Celui-ci ne dissimula par ailleurs pas son aigreur ni sa xénophobie : il leur intima de repartir aussitôt, refusant de les accueillir à Alythaë. L'un des marins lui répondit en elfique et Yurlungur put constater que le riche Sindel, bien obligé d'accepter la remarque, n'en était que plus irrité. Le matelot lui avait visiblement parlé de Sylënn et le chef du village leur demanda donc rudement ce qu'ils voulaient, non sans insulter au passage la commandante.
Yurlungur hésita un instant, puis songea que ce n'était pas correct. Elle était entourée de Sindel : leur reprocher encore une fois leur manque d'hospitalité, comme elle avait pu le faire à la Garde militaire, était un suicide politique. Il fallait essayer de flatter l'inconnu, de se montrer poli, bien que ce soit difficile : il fallait prendre sur soi et espérer qu'ainsi, ils daigneraient, sinon les aider, au moins les laisser en paix... Elle fit un pas en avant et prit la parole, sans même songer qu'en plus de son sang humain, son apparence juvénile la desservirait probablement.
«
Noble Sindel, » commença-t-elle, «
nous sommes dépêchés par la Garde militaire de Nessima afin de mettre au jour les mouvements étranges de troupes qui ont été entrevus dans les environs, en particulier au cœur du Delta.
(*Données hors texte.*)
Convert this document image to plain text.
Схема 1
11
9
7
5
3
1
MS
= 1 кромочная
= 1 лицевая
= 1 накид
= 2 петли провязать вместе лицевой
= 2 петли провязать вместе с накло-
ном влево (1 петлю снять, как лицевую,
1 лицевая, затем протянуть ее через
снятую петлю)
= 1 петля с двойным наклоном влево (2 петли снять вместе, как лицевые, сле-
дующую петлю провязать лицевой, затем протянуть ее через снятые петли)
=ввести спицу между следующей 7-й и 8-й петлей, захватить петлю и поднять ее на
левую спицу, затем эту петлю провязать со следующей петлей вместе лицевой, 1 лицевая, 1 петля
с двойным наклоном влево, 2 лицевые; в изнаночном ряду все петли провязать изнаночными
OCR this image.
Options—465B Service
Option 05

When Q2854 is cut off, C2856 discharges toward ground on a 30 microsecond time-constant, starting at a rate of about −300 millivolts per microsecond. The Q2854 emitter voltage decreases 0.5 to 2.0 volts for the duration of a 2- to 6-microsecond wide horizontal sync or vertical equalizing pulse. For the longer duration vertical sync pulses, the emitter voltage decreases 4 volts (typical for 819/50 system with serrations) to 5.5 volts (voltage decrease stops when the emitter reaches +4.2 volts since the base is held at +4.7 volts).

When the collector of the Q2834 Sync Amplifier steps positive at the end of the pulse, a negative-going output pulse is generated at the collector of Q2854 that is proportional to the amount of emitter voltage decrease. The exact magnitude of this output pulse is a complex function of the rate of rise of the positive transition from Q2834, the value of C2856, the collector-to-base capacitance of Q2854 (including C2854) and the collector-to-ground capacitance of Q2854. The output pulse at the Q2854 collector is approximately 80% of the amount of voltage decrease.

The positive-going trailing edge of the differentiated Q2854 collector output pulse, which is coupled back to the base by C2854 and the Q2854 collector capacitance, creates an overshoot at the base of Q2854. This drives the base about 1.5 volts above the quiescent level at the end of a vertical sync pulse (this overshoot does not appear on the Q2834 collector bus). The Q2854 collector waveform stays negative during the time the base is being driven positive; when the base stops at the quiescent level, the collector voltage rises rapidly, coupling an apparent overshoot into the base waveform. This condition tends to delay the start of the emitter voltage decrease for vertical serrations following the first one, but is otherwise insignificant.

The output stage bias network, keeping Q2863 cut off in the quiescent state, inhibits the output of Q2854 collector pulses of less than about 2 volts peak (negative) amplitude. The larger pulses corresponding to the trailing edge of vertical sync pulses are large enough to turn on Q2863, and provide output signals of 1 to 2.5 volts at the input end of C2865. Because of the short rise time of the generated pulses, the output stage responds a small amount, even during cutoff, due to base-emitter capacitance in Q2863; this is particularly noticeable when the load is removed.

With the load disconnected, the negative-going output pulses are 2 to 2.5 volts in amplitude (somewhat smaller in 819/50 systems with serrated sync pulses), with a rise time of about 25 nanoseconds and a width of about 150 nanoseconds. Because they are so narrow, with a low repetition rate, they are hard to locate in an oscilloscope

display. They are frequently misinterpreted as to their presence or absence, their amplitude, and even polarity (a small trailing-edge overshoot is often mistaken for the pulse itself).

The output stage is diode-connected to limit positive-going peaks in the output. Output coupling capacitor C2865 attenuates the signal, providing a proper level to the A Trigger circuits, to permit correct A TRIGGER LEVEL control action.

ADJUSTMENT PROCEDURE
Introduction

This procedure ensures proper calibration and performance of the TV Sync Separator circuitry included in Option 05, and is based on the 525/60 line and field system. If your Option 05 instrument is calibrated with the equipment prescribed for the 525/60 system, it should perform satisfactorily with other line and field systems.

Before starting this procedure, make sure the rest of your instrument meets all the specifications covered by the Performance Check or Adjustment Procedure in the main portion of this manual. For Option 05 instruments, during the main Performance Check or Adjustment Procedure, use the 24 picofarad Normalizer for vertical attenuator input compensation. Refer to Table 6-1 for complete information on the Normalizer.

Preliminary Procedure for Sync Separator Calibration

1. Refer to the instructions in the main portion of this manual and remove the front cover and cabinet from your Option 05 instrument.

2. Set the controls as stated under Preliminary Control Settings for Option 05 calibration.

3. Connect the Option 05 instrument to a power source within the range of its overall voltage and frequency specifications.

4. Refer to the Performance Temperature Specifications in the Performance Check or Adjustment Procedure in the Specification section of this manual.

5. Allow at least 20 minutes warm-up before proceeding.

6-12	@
Vous comprendrez que la situation géopolitique actuelle, ainsi que la nature inconnue de cette menace, ait empêché la commandante d'envoyer des troupes pour cette mission, et qu'elle ait dû faire appel, exceptionnellement, à des mercenaires de tous horizons. Mais nous sommes ici pour vous aider, protéger autant que possible ce village et réduire à néant tout péril qui pourrait se terrer dans les environs. »
Elle laissa planer un instant de silence, laissant son explication faire son effet. Son visage était des plus sérieux : son expression était grave et son regard rivé sur le petit chef.
«
Nous aimerions que vous nous renseigniez sur toutes les informations supplémentaires dont vous disposeriez à propos des mouvements de troupes aperçus dans les environs, ou des incidents récents. Par ailleurs, vous n'avez pas à vous inquiéter quant à notre présence : nous partirons bientôt de nouveau pour explorer le Delta : dès qu'il vous en plaira, dès que vous nous autoriserez à emprunter une pirogue afin d'y pénétrer. »
Elle espérait que cette proposition fasse mouche : si le Sindel était probablement peu enclin à offrir quoi que ce soit à des étrangers, elle estimait que les chances étaient bien meilleures si cela pouvait le débarrasser de gêneurs... Du reste leur mission était hautement respectable et d'un intérêt direct pour ce village, le plus proche des mouvements aperçus : ils n'avaient pas intérêt du tout à les gêner à ce propos.